Asbesthaltige Fußbodenplatte: Mängelanzeige des Mieters ist Voraussetzung für Schadensersatz

DER FALL: Die Kläger hatten 1994 eine Zweizimmerwohnung im Hause Schlangenbader Straße (Autobahnüberbauung) gemietet; in der Wohnung waren Vinyl-Asbest-Platten verlegt. Nach Pressemeldungen über Asbestbelastungen übersandte die Vermieterin den Mietern ein Informationsschreiben mit Hinweisen; nach einer Mängelanzeige der Mieter im Jahr 2013 veranlasste die Vermieterin eine Sanierung der Wohnung; die Mieter zogen vorübergehend aus.
Die betagten Mieter verlangten Schadensersatz und Schmerzensgeld, da sie ihre zum Teil schwerwiegenden Erkrankungen wie Prostatakrebs auf eine kontinuierliche und jahrelange Asbestbelastung zurückführten; sie behaupteten, schon bei Vertragsbeginn seien die Fußbodenplatten beschädigt gewesen, so dass Fasern hätten austreten können. Sie reichten Fotos ein, wonach vor der Entfernung die Platten teilweise gebrochen, angerissen oder angeschnitten waren. Die Vermieterin berief sich darauf, dass sie nach der Mängelanzeige unverzüglich tätig geworden war.

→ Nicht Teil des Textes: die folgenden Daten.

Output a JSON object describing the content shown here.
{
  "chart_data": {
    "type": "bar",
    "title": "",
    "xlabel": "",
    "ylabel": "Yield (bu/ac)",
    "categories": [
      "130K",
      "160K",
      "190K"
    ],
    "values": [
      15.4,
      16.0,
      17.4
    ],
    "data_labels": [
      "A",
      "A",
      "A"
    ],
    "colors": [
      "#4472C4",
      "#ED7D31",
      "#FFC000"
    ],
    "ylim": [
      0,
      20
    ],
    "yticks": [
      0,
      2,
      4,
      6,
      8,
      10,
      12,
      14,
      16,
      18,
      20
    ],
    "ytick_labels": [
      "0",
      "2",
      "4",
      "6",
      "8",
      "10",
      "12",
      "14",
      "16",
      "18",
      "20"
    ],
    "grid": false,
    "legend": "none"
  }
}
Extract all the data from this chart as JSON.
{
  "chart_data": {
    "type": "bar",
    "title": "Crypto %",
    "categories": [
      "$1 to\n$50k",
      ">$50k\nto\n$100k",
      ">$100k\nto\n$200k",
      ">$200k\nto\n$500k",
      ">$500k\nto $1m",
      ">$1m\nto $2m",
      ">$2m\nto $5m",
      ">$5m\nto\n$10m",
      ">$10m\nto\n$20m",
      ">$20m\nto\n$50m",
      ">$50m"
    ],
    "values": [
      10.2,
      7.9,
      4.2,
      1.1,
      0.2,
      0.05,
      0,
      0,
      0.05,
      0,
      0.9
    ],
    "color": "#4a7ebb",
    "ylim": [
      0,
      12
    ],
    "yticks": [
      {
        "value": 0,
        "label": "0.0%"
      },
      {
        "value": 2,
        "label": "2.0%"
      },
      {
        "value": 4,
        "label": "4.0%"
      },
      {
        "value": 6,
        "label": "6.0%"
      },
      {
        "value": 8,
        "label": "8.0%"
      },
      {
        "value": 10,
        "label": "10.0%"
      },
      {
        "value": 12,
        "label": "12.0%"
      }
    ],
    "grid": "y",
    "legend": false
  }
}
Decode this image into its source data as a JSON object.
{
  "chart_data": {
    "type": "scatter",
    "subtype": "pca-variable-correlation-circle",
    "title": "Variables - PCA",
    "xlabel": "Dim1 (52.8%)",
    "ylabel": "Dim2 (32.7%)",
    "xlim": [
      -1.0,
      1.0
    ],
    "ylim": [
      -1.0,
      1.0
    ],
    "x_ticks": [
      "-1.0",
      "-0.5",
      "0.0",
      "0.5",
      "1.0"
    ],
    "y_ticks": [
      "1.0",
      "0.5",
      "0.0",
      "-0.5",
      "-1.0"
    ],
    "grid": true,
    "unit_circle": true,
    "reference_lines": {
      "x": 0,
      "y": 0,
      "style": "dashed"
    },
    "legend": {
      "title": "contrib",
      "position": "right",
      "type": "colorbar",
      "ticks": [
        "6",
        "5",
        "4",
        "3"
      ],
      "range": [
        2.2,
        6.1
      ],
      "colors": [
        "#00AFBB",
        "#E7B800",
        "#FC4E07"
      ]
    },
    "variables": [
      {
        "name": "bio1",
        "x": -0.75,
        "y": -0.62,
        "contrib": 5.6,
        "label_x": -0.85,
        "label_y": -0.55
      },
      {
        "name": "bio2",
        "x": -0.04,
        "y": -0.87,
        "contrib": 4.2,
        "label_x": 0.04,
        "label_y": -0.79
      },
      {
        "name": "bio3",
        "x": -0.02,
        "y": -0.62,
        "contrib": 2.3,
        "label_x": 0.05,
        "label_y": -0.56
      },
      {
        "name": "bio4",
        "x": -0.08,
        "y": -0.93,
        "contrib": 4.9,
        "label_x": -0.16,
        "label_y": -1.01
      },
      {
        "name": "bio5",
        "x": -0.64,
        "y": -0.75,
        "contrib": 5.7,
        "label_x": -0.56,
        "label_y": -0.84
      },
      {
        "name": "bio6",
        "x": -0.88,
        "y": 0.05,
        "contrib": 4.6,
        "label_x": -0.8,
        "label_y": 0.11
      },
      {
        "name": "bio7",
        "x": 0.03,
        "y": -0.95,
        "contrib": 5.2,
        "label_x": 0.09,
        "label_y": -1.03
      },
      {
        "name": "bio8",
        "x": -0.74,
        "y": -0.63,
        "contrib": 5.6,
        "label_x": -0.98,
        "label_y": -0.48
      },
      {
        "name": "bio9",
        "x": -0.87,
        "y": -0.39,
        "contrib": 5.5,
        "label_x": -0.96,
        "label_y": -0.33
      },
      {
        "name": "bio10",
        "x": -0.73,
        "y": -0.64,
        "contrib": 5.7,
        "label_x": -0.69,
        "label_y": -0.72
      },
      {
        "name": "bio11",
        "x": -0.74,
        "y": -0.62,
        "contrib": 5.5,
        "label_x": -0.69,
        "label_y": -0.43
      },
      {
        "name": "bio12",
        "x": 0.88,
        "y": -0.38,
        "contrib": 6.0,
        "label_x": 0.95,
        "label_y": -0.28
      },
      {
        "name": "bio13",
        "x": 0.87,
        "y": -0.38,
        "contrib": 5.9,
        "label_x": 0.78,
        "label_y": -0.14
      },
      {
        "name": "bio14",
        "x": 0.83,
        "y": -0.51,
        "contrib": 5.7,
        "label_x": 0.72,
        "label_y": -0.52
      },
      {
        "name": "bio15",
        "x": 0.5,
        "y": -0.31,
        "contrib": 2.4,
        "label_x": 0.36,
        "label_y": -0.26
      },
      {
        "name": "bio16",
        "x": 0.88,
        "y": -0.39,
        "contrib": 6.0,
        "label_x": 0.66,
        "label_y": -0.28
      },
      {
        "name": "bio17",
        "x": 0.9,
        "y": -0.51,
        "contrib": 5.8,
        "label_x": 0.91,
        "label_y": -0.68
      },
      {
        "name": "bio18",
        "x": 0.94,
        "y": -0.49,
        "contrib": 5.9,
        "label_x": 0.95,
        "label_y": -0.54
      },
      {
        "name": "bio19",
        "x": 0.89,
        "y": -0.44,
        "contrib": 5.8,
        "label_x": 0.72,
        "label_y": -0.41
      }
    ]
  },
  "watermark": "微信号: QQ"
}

DAS URTEIL: Mit Urteil vom 10. März 2014 wies das AG Charlottenburg die Klage der Mieter ab. Es fehle schon an einem schlüssigen Vortrag, dass die Erkrankungen ursächlich auf die Asbestbelastung in der Wohnung zurückzuführen seien. Die bloße Möglichkeit reiche nicht, zumal in den Luftmessungen eine Schadstoffbelastung kaum nachzuweisen gewesen sei. Ursache für die Erkrankung könne auch„der normale körperliche Verfall bei fortgeschrittenem Lebensalter sein“. Jedenfalls fehle es an einem Verschulden der Vermieterin, da sie auf die Mängelanzeige aus dem Jahr 2013 unverzüglich tätig geworden sei.
Dass die Fußbodenplatten schon bei Beginn des Mietverhältnisses beschädigt und gebrochen waren, sei nicht unter Beweisantritt dargelegt. Eine Aufklärungspflicht habe für die Vermieterin nicht bestanden, da die Mieter zu eigenmächtigen Arbeiten an Fußbodenplatten nicht berechtigt seien, so dass die Rechtsprechung des BGH zur Aufklärungspflicht eines Hausverkäufers hier nicht einschlägig sei.

ANMERKUNG: Die Entscheidung ist auch deshalb lesenswert, weil in dem Vorbringen sowohl des Vermieters als auch der Mieter fast lehrbuchartig alle denkbaren Argumente und Gegenargumente aufgelistet sind. Demnächst ist in Sachen Asbest auch ein klärendes Wort des Bundesgerichtshofs zu erwarten. Der BGH hat für den 2. April die Revision (VIII ZR 19/13) der von uns veröffentlichten Entscheidung des Landgerichts Berlin vom 21. Dezember 2012 - 65 S 200/12 - (GE 2013, 352) verhandelt; ein Ergebnis lag bei Redaktionsschluss noch nicht vor.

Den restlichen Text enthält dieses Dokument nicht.